[技術解説]

PART3 SaaSがSCMに与えるインパクト

2008年12月25日(木)

米国では、多数の企業によるSCMを実現する手段として、SaaSを活用するケースが増えている。受発注業務、需要予測、VMIを含む在庫管理、 物流・製造ラインの可視化といったサービスを提供するSaaSベンダーが登場していること、多数の企業を結ぶ場合、外部のサードパーティにアウトソースする方が現実的であることが、背景にある。本記事は米ガートナーが2008年7月28日に発行した「The Impact of SaaS on Multienterprise SCM Is Growing」を翻訳・編集して掲載しています。 アンドリュー・ホワイト (監修:本好宏次 ガートナー ジャパン 主席アナリスト)

現状
SaaSの採用が加速

サプライチェーンの領域では、SaaSを活用するのは難しいという見方がある。SaaSはビジネスプロセスを第3者(サードパーティ)に委託する方法だと考えられてきたからだ。実際、SaaSはSFA(営業支援)やHCM(人的資源管理)のように、これまでプロセスの境界が明確な業務で広がってきた。これらの業務は、他の業務からの独立性が高く、サードパーティに委託しやすい。

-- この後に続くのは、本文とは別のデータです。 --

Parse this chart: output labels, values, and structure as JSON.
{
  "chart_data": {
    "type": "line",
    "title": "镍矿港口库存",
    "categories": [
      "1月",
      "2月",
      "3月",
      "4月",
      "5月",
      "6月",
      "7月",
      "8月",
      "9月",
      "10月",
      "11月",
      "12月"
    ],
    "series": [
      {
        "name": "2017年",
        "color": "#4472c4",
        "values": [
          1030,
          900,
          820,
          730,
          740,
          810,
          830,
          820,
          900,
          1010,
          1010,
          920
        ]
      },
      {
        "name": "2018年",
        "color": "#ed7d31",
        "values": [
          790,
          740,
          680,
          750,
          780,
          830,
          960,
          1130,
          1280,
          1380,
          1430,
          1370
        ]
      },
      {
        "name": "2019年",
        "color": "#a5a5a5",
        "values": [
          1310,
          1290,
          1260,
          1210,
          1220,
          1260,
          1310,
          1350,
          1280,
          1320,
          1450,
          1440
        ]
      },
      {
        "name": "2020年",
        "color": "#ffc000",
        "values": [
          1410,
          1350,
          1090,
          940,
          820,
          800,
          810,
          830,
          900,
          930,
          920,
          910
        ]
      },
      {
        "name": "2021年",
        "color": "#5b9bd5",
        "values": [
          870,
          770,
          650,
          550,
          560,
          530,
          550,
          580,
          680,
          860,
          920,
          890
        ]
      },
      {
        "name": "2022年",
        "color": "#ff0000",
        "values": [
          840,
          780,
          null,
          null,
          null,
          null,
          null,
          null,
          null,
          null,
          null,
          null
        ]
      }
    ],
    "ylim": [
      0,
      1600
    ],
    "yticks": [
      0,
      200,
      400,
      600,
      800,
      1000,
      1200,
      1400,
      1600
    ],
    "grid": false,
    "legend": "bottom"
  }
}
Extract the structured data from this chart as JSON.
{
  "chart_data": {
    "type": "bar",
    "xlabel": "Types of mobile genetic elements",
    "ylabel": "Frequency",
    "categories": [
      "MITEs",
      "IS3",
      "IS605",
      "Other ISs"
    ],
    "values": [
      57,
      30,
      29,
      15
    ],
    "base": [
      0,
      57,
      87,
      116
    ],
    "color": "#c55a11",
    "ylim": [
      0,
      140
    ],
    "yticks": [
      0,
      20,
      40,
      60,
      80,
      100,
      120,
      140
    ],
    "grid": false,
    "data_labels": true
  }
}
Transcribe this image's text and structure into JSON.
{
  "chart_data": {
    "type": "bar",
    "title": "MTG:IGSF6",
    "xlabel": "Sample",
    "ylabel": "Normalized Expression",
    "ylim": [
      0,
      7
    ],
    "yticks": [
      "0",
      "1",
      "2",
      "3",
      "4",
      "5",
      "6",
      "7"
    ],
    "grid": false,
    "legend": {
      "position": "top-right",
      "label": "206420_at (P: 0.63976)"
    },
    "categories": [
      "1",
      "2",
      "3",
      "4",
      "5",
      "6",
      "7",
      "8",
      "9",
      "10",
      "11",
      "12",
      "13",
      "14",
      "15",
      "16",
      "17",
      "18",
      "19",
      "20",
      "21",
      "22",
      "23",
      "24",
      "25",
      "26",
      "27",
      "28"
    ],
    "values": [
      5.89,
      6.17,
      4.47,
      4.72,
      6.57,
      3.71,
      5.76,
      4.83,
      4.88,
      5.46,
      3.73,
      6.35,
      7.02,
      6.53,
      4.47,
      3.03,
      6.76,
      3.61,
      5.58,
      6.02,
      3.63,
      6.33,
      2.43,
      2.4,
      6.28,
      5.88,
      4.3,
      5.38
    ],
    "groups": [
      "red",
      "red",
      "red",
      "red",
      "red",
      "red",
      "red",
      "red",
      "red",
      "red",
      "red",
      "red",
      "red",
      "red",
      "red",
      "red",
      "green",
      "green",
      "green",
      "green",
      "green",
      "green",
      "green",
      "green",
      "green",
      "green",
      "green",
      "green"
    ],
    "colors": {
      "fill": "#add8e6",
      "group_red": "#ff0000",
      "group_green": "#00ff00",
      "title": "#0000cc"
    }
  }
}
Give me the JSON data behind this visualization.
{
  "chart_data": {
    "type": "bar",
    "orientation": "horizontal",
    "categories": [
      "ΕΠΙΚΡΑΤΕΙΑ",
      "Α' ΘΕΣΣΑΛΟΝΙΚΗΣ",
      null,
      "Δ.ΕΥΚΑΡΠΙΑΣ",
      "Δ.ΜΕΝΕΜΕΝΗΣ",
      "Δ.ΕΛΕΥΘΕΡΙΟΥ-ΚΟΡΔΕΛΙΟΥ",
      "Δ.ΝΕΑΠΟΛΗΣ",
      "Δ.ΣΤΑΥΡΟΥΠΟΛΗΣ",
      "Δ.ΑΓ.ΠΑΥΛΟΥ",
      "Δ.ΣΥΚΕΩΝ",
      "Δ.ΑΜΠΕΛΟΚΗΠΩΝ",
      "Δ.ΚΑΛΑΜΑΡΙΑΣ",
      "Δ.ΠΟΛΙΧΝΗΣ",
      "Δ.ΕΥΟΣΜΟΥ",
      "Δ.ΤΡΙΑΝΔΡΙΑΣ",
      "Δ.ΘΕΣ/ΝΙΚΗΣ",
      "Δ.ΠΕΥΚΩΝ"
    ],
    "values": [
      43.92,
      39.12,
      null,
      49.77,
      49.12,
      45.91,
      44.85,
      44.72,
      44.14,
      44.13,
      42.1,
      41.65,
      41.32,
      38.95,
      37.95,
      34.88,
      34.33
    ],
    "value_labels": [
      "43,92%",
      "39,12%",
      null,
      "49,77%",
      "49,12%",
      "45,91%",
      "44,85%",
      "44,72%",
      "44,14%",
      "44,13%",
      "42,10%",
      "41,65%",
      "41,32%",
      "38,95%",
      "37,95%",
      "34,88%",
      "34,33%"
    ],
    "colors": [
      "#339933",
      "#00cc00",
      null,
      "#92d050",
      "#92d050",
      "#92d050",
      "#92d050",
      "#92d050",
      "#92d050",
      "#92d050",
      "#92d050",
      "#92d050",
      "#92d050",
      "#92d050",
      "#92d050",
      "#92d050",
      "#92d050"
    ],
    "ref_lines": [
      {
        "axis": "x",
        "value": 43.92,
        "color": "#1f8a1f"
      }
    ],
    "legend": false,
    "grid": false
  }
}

しかし現実には前後の工程が密接に結びつくSCMにおいても、SaaSの提供、および利用が広がりつつある。ガートナーが調査したところでは、過去2年間に物流システムの刷新プロジェクトを実施した企業の約50%が、外部のベンダーが提供するSaaSを活用している。ほかにも次のような目的でSaaSの活用を検討する企業が増えている。

  • サプライチェーンの可視化
  • パートナーやサプライヤのパフォーマンス管理
  • 需要予測
  • 協働作業による計画立案
  • サプライチェーン計画の立案とVMI(納入業者による在庫管理)

これを受けて、サードパーティ(SaaSベンダー)側の動きも加速している。そこには2つのタイプがある。比較的最近登場したeマーケットプレイス(オンライン市場)から進化したビジネスプロセス・ハブ(BPH)と、もっと古くからあるVAN(付加価値ネットワーク)が発展したビジネスプロセス・ネットワーク(BPN)である。

Wal-MartやDellのようにBPHやBPNを自前で運用している企業もあるが、増えているのがE2openやSterling Commerce、Wesupplyといった専業ベンダーである(本誌注:前2社は日本法人がある)。彼らは多企業間の受発注、需要予測管理、在庫管理(ベンダーによる在庫管理=VMIを含む)、 物流・製造ラインの可視化などのサービスをSOAに基づいて実装し、SaaSの形態で提供している。これによりサプライチェーンを構成する複数の企業は、共通のデータに基づいて業務処理を進めることができる。これは多企業間が連携するよい見本と言えるものだ。